Когда я во Франции, мне там очень нравится, и все же я тоскую по шотландскому дерну и торфяному дыму.
-- Если дело только в дыме, то это еще не беда, -- заметил я.
-- Конечно, грех жаловаться, когда я только что вылез из того проклятого стога, -- сказал он.
-- Тебе, должно быть, опостылел этот стог? -- спросил я.
-- Мало сказать, опостылел, -- сказал он. -- Я не так-то легко впадаю в уныние, но мне нужен свежий воздух и небо над головой.
Я, как и старый Черный Дуглас, больше люблю пение жаворонка, чем писк мышей.
А в этом стоге, Дэви, хотя я признаю, что лучшего тайника не сыскать, но там с рассвета до сумерек было темно, как в могиле.
Иные дни (а может, и ночи, разве их там отличишь?) казались мне долгими, как зима.
-- Как же ты узнавал час, когда идти на место встречи? -- спросил я.
-- Около одиннадцати хозяин приносил мне еду, немножко бренди и огарок свечи, чтобы не есть в темноте.
И я знал, что, когда поем, пора идти в лес.
Там я лежал и сильно тосковал по тебе, Дэви, -- сказал он, кладя руку мне на плечо, -- и гадал, прошло уже два часа или нет, если только не приходил Чарли Стюарт со своими часами; а потом возвращался в свой распроклятый стог.
Нет, дрянное было житье, и слава богу, что я оттуда вырвался.
-- А что же ты там делал все время?
-- Да все, что мог!
Иногда играл в бабки.
Я отлично играю в бабки, только неинтересно играть, если тобой никто не любуется.
А иногда сочинял песни.
-- О чем? -- спросил я.
-- Ну, об оленях, о вереске, -- сказал Алан, -- о вождях, что жили в давние времена, и вообще обо всем, о чем поется в песнях.

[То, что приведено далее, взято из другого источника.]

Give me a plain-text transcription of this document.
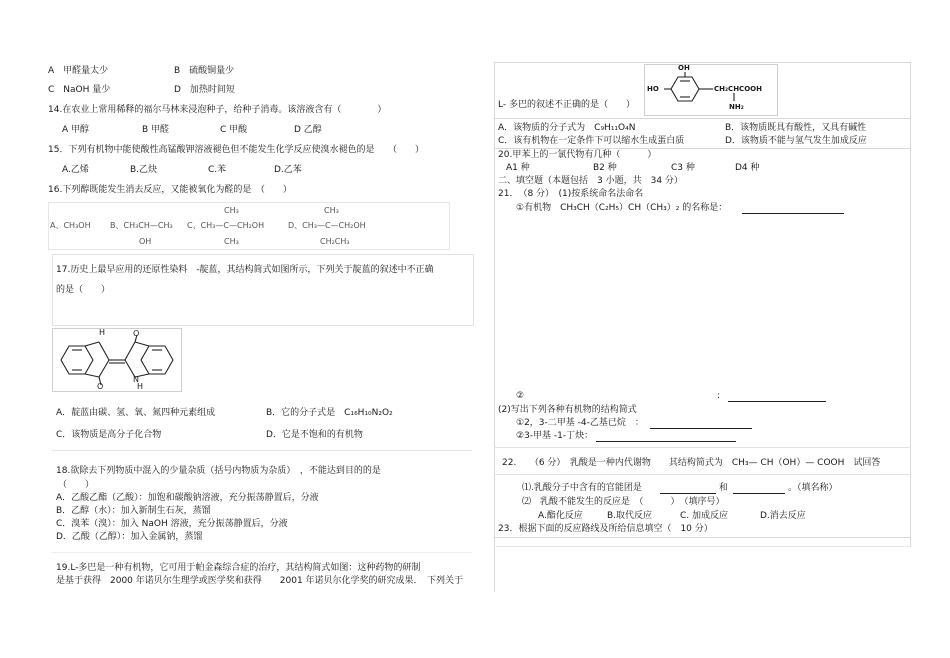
A　甲醛量太少	B　硫酸铜量少
C　NaOH 量少	D　加热时间短
14.在农业上常用稀释的福尔马林来浸泡种子，给种子消毒。该溶液含有（　　　　）
A 甲醇	B 甲醛	C 甲酸	D 乙醇
15．下列有机物中能使酸性高锰酸钾溶液褪色但不能发生化学反应使溴水褪色的是　　（　　）
A.乙烯	B.乙炔	C.苯	D.乙苯
16.下列醇既能发生消去反应，又能被氧化为醛的是　（　　）
A、CH₃OH B、CH₃CH—CH₃
OH
CH₃
C、CH₃—C—CH₂OH
CH₃
CH₃
D、CH₃—C—CH₂OH
CH₂CH₃
17.历史上最早应用的还原性染料　-靛蓝，其结构简式如图所示，下列关于靛蓝的叙述中不正确
的是（　　）
H	O
O
N
H
A．靛蓝由碳、氢、氧、氮四种元素组成	B．它的分子式是　C₁₆H₁₀N₂O₂
C．该物质是高分子化合物	D．它是不饱和的有机物
18.欲除去下列物质中混入的少量杂质（括号内物质为杂质）　，不能达到目的的是
（　　）
A．乙酸乙酯（乙酸）：加饱和碳酸钠溶液，充分振荡静置后，分液
B．乙醇（水）：加入新制生石灰，蒸馏
C．溴苯（溴）：加入 NaOH 溶液，充分振荡静置后，分液
D．乙酸（乙醇）：加入金属钠，蒸馏
19.L-多巴是一种有机物，它可用于帕金森综合症的治疗，其结构简式如图：这种药物的研制
是基于获得　2000 年诺贝尔生理学或医学奖和获得　　2001 年诺贝尔化学奖的研究成果．　下列关于
OH
HO	CH₂CHCOOH
NH₂
L- 多巴的叙述不正确的是（　　）
A．该物质的分子式为　C₉H₁₁O₄N	B．该物质既具有酸性，又具有碱性
C．该有机物在一定条件下可以缩水生成蛋白质	D．该物质不能与氢气发生加成反应
20.甲苯上的一氯代物有几种（　　　）
A1 种	B2 种	C3 种	D4 种
二、填空题（本题包括　3 小题，共　34 分）
21．　（8 分）　(1)按系统命名法命名
①有机物　CH₃CH（C₂H₅）CH（CH₃）₂ 的名称是：
②	:
(2)写出下列各种有机物的结构简式
①2，3-二甲基 -4-乙基已烷　：
②3-甲基 -1-丁炔：
22.　　（6 分）　乳酸是一种内代谢物　　其结构简式为　CH₃— CH（OH）— COOH　试回答
⑴.乳酸分子中含有的官能团是	和	。（填名称）
⑵　乳酸不能发生的反应是　（　　　）　（填序号）
A.酯化反应	B.取代反应	C. 加成反应	D.消去反应
23．根据下面的反应路线及所给信息填空（　10 分）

А иной раз я воображал, что в руках у меня волынка и я играю.
Я вспоминал прекрасные песни, и мне казалось, будто я играю страх как хорошо; клянусь тебе, порой я даже слышал звуки своей волынки!

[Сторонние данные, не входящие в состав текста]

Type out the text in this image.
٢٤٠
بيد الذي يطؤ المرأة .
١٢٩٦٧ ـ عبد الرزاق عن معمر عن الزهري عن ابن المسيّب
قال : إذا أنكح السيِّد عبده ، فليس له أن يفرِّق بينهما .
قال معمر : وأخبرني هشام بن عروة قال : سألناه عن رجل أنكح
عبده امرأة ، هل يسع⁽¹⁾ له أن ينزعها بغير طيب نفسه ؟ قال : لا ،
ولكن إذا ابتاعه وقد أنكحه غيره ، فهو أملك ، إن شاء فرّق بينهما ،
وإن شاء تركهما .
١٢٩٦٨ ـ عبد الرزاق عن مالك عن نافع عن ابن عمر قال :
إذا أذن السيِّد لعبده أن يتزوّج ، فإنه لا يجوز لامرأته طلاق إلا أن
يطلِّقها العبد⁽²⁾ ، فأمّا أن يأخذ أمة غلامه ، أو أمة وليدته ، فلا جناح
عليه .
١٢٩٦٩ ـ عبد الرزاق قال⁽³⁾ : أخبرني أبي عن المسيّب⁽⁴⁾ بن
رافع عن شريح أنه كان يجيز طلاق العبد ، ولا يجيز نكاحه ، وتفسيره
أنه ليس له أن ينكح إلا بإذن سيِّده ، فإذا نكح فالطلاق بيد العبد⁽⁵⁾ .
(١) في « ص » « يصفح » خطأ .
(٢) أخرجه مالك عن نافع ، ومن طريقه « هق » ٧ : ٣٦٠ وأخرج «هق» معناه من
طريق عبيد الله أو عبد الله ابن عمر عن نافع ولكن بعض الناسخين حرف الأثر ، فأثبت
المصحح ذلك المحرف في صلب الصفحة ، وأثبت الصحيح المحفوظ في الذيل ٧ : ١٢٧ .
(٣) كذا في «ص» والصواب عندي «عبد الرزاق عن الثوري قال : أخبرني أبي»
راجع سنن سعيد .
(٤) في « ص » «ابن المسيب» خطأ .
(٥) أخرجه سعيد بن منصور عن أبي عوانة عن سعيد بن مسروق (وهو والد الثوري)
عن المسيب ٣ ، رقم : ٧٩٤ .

Но до чего я рад, что все это кончилось!
Он заставил меня снова рассказать о моих приключениях и выслушал все с начала до конца, расспрашивая о подробностях, выказывая бурное одобрение и временами восклицая, что я "на редкость храбрый, хоть и чудак".
-- Значит, ты испугался Саймона Фрэзера? -- однажды спросил он.
-- По правде сказать, да!
-- Я бы на твоем месте тоже испугался, Дэви, -- сказал Алан. -- Но хоть он и негодяй, а надо по справедливости сказать, что в сражениях он вел себя очень достойно.
-- Так он не трус? -- спросил я.
-- Трус! -- хмыкнул Алан. -- Да он бесстрашный, как моя шпага.
Рассказ о моей дуэли привел его в неистовство.
-- Подумать только! -- кричал он. -- Я ведь показывал тебе этот прием в Корринэки!
Три раза, три раза ты дал выбить у себя шпагу!
Позор на мою голову -- ведь это я тебя учил!
Ну-ка, становись, вынимай шпагу, мы не сойдем с этого места, пока ты не сотрешь пятно со своей и моей чести!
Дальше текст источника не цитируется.